Judas, Betrayer Or Hero?

Q. A non-believing friend asked me about something that I had never heard before and was wondering what your thoughts were on the subject. He said that the History Channel ran a segment about Judas and explained that the bible has been misinterpreted about Judas’s betrayal.

I even found a forum where a couple of people talk about it. They say that Judas’s intentions were good and he was just trying to make Jesus become the hero that Judas and everyone else thought he was going to be by rescuing them from the Romans. They even go as far as to say that Judas was just doing what Jesus had asked him to do. Also Judas’s suicide probably was not out of guilt but out of shame for being falsely accused.

A. Here’s the thing. If we believe that the Bible is the inspired word of God, as Paul said in 2 Tim. 3:16, that means we believe that whatever is in there is directly from Him, no matter who wrote it. In John 14:26, Jesus told the disciples that the Holy Spirit would remind them of everything He had told them. This is evidence that when they wrote down His words, the Holy Spirit helped them make certain it was correct.

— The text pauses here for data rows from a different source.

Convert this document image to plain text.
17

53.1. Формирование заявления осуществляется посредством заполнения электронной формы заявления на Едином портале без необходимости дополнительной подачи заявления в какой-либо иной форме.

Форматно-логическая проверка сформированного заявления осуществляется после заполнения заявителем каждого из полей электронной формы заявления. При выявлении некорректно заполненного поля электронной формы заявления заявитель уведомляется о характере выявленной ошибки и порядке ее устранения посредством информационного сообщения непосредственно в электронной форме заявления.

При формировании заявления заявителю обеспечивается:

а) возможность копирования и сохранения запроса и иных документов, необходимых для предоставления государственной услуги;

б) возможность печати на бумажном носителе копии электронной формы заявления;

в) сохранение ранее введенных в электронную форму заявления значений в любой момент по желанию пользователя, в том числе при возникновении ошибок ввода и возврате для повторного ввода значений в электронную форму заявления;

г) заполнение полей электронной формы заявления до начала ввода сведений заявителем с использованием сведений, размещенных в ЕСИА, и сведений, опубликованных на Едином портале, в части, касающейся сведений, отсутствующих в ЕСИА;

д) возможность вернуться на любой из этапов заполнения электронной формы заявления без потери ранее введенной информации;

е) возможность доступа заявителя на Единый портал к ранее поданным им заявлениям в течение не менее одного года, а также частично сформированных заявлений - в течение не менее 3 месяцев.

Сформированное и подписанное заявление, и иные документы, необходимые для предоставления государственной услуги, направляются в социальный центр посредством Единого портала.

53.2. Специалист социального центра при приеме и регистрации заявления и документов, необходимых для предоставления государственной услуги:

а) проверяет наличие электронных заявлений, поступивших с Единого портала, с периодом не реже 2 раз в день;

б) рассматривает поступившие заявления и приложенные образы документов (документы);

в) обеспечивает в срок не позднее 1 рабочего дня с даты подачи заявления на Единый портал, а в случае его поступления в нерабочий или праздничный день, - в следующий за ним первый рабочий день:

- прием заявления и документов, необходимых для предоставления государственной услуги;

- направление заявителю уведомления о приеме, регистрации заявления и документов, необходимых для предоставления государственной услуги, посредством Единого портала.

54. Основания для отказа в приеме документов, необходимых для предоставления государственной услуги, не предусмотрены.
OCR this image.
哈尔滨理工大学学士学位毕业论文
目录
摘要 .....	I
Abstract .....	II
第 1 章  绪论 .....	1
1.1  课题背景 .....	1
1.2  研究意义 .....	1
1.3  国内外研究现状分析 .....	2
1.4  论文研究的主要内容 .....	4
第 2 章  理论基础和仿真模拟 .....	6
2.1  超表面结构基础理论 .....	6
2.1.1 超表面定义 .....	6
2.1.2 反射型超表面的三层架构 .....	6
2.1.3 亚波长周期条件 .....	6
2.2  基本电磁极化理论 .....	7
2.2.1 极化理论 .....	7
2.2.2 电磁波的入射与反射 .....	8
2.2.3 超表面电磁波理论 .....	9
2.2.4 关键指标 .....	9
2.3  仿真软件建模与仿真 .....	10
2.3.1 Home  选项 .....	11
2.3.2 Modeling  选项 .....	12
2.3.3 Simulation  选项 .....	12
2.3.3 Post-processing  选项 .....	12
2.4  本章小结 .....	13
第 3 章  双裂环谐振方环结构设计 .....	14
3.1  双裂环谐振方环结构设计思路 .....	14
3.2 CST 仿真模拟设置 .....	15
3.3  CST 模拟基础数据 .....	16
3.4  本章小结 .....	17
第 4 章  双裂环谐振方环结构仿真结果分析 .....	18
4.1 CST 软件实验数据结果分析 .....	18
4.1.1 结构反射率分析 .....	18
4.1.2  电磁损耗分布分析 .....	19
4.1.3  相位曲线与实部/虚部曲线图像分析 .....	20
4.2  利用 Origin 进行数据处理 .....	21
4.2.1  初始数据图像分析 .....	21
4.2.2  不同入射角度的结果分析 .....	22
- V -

Throughout the Gospels Judas was characterized as the Lord’s betrayer. In John 6:70 Jesus called him a devil, and in John 13:27 we’re told that Satan himself entered into Judas at the Last Supper.

The fact that Jesus knew that Judas was the betrayer foretold in Psalm 41:9 and therefore was fulfilling prophecy, doesn’t mean He wanted Judas to do it. It simply means that He knew that it had to happen. And even if Judas thought he was doing the right thing, isn’t that an example of how Satan twists things around in our minds to get us to do evil?

In contrast to this, you have a show on the History Channel that says the disciples were out to make Judas the bad guy when they wrote the Gospels. This idea got traction recently with the publication of the Gospel of Judas, an incredibly revisionist hoax that claims Jesus didn’t die on the cross and makes Judas into the hero of the times.

Tell your friend he has to decide which account to believe, the inspired word of God, or the History Channel.